Chapter 10

2.2K 224 20
                                    

FOREWORD: Penulis amatir. Bacaan ini diperuntukan kepada pembaca berumur 18+. Tulisan ini mengandung sexual content, strong language, dan violence. Jika ada kesamaan nama, tempat, atau jalan cerita itu hanya kebetulan semata. Apologize in advance jika terdapat typo, kesalahan pemilihan diksi, ejaan yang salah dan penulisan yang tak rapi. Bacaan ini dibuat untuk menghibur. And please do not copy my story without my permission. 

Part ini disponsori oleh musik: Dua Lipa - Don't Start Now. Big Bang - MADE Album. Pink Sweat$ - Honesty, Body Ain't Me. Kehlani - Nights Like This. JP Save - If the World Was Ending. Khalid - Free Spirit.

Just read and enjoy~

CHAPTER TEN

"Sepupu William? Oh, Tuhan! Apa kau baik-baik saja?" Grisell yang baru saja keluar dari ruang dansa mau tak mau menyadari sepupu suaminya sudah tersungkur di depan pintu perpustakaan. Wanita itu segera menghampiri pria muda itu dengan larian kecil yang anggun sebelum berlutut di samping Sepupu Wiliam. Pria muda itu menoleh. Tanpa Grisell duga, sepupu suaminya terkejut seperti baru saja melihat hantu.

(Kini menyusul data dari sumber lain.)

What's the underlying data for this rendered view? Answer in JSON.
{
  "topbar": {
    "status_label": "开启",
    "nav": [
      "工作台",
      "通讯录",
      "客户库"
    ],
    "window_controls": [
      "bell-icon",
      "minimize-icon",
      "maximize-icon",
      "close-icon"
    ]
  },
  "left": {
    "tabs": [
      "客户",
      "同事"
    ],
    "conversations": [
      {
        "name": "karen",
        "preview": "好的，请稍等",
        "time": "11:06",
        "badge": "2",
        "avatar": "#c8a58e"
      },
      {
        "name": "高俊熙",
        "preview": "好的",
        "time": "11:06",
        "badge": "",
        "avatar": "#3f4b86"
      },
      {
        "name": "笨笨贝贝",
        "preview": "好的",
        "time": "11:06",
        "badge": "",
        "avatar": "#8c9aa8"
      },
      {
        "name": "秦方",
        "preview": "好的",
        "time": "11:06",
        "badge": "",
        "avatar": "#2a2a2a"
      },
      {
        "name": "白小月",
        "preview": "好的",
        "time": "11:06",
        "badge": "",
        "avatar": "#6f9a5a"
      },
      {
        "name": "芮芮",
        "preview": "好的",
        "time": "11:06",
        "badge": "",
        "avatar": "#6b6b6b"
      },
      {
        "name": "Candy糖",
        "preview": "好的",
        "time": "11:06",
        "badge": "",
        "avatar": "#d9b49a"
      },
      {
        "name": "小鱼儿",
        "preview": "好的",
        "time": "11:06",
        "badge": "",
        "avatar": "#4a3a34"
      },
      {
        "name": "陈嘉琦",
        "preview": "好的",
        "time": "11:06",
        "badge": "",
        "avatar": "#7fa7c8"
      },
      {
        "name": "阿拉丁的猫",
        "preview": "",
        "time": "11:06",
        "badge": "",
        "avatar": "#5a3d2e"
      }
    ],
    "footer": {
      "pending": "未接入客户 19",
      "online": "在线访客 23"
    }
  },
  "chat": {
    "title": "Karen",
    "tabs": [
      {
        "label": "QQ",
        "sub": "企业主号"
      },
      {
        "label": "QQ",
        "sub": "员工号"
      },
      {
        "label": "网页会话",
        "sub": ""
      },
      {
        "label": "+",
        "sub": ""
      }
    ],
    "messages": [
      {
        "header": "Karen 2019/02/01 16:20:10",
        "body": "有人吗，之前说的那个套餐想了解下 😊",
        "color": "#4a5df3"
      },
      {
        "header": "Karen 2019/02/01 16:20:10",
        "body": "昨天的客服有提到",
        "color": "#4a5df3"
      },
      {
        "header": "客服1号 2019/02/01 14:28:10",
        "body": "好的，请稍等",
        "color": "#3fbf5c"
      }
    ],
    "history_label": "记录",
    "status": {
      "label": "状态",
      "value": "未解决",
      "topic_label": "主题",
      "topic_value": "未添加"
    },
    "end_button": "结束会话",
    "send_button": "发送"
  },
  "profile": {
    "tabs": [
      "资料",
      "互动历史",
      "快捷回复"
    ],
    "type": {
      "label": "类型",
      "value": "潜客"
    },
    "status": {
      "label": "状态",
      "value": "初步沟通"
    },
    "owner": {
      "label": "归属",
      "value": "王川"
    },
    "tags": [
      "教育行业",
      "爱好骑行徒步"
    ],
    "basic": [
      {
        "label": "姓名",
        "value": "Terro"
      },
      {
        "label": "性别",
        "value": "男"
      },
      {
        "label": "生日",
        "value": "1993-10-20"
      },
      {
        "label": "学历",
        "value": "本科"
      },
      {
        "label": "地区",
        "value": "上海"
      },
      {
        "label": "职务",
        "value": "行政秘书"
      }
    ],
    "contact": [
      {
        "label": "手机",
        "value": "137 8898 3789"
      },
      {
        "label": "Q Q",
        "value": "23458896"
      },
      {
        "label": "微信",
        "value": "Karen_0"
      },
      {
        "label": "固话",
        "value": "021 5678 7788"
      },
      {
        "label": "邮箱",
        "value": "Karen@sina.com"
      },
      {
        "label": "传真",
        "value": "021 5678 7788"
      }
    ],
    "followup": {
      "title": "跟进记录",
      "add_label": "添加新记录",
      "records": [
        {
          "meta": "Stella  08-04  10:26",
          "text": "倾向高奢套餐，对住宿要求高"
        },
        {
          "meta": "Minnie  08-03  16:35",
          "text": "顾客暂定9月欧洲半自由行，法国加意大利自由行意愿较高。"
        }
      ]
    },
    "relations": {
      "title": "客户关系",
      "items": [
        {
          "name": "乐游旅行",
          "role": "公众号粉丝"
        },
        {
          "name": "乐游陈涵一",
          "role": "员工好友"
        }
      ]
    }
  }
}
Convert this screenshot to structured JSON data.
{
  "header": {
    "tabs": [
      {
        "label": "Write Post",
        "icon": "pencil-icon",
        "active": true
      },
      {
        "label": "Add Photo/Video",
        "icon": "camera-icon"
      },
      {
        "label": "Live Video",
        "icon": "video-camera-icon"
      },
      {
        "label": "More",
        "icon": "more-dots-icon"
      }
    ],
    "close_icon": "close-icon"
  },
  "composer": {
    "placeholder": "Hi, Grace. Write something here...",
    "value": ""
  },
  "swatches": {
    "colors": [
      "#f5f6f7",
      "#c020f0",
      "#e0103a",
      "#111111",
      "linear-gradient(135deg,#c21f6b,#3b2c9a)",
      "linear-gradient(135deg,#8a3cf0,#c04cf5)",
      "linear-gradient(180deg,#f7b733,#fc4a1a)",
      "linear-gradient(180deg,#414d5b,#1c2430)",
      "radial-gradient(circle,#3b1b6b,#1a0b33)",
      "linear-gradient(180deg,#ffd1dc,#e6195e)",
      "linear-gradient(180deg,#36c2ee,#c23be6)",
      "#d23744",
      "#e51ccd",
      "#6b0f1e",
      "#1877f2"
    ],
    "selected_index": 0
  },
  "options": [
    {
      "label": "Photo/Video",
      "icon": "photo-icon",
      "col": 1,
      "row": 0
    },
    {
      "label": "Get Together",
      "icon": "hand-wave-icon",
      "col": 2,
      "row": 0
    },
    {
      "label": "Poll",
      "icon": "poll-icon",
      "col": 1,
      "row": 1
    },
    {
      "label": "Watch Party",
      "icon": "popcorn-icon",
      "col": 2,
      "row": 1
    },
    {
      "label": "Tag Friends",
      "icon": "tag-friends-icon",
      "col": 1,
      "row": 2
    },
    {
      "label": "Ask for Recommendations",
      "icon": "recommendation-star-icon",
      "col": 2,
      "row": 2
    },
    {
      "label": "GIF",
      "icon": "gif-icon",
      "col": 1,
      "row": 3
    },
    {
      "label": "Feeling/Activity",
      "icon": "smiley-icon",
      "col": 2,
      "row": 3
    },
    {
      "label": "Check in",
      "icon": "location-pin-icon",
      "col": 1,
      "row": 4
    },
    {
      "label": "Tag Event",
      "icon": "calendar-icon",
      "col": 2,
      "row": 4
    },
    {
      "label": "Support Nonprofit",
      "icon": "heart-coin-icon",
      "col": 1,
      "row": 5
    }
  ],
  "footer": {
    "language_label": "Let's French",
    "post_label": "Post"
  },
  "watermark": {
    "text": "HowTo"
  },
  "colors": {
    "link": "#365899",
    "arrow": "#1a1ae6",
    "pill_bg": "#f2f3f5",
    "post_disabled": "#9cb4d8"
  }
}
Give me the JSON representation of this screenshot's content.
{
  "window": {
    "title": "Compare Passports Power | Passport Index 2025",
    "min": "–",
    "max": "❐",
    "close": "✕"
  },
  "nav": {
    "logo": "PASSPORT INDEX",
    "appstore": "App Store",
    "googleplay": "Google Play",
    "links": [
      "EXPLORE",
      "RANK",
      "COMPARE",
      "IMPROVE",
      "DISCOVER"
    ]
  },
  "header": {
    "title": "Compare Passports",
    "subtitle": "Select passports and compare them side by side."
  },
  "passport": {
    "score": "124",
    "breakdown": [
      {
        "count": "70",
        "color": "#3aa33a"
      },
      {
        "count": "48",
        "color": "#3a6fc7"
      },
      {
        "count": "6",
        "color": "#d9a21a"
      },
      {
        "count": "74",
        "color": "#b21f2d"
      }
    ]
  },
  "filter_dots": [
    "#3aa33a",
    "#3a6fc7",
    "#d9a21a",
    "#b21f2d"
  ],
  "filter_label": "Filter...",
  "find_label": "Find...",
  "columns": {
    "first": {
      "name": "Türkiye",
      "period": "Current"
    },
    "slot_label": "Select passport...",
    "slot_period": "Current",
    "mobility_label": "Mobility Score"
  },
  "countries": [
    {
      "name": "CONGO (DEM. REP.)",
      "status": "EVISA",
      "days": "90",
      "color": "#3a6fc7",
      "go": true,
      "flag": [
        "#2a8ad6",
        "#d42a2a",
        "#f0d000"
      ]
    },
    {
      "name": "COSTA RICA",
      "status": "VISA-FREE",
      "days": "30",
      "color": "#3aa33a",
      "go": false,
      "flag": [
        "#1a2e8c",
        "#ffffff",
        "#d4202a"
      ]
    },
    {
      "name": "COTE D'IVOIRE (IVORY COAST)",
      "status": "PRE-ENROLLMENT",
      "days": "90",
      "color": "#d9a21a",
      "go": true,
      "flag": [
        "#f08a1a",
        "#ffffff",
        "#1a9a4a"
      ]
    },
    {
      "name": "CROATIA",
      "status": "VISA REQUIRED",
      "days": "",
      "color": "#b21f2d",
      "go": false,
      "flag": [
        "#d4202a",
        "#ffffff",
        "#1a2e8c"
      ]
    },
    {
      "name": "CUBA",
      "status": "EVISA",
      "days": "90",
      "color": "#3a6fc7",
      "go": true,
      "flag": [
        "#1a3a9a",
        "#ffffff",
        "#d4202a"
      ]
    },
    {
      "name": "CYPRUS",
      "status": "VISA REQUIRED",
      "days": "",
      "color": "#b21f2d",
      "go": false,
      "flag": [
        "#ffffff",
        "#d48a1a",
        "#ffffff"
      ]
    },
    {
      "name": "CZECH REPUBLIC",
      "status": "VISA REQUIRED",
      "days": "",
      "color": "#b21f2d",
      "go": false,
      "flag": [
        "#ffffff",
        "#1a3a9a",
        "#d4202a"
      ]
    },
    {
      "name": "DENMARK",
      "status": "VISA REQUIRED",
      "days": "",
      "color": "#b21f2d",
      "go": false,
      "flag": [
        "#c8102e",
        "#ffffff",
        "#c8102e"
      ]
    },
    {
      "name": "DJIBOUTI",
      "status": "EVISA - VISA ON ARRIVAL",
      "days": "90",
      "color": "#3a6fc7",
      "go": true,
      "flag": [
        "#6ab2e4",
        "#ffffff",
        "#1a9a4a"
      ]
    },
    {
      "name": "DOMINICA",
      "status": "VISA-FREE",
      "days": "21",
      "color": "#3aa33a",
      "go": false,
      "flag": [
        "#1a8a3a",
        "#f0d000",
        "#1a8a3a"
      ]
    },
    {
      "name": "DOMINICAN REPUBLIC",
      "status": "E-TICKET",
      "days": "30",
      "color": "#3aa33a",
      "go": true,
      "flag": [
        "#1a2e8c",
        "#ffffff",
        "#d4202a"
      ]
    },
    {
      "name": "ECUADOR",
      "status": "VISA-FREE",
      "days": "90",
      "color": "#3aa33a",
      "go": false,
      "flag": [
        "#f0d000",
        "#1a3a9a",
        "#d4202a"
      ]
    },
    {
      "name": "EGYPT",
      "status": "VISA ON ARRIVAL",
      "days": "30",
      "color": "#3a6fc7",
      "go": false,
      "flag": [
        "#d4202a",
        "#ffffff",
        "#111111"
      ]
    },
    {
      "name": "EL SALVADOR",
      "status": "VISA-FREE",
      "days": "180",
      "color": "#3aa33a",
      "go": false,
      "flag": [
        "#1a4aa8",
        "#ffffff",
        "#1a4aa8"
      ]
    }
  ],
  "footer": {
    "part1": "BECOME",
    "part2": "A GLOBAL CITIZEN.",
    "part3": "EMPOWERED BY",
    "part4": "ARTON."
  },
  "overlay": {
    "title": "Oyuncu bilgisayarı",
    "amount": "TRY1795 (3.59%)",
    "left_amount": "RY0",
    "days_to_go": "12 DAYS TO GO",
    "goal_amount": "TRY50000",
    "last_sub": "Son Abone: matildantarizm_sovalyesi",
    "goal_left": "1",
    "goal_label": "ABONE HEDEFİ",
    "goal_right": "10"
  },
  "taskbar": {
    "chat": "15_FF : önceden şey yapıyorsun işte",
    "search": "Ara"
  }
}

Sepanjang malam, William tidak pernah berniat memerhatikan istri dari sepupunya sendiri. Ia memang tidak datang ke pernikahan Lord Moore karena dirinya masih berada di Perancis saat itu. Namun ia sudah mendengar begitu banyak pujian terhadap istri Lord Moore yang diciptakan bagai buah terlarang. Hanya saja, William tentu tidak akan tertarik akan wanita itu jika—William segera menggelengkan kepalanya.

Berkat Hope, ia berhasil menghindari wanita-wanita bersuami maupun janda. Dan kali ini ia dikutuk. Sepasang mata biru laut gelap tengah berkelana memeriksa wajahnya dengan kedua alis bertaut. William menelan ludah. Ia merasa leher serta pipinya memanas akibat tatapan tanpa maksud lain itu. Apa ia sudah gila?!

"Aku—aku tidak apa-apa." Sepupu William segera menjawab sebelum ia menarik diri dari sentuhan Grisell.

"...ini sangat tidak masuk akal!" Samar-samar suara Lady Bermouth terdengar dari dalam perpustakaan. Membuat kedua kepala itu menoleh pada pintu perpustakaan yang sedikit terbuka.

"My Lady, aku harus pergi." Sepupu William sudah merangkak, hendak lari dari hadapan istri sepupunya sekarang. Grisell tidak tahu apakah dirinya baru saja disihir atau Sepupu William berprofesi seorang pesulap, namun pria muda itu sudah hilang dari pandangannya dalam sekejap begitu ia menoleh balik. Aneh.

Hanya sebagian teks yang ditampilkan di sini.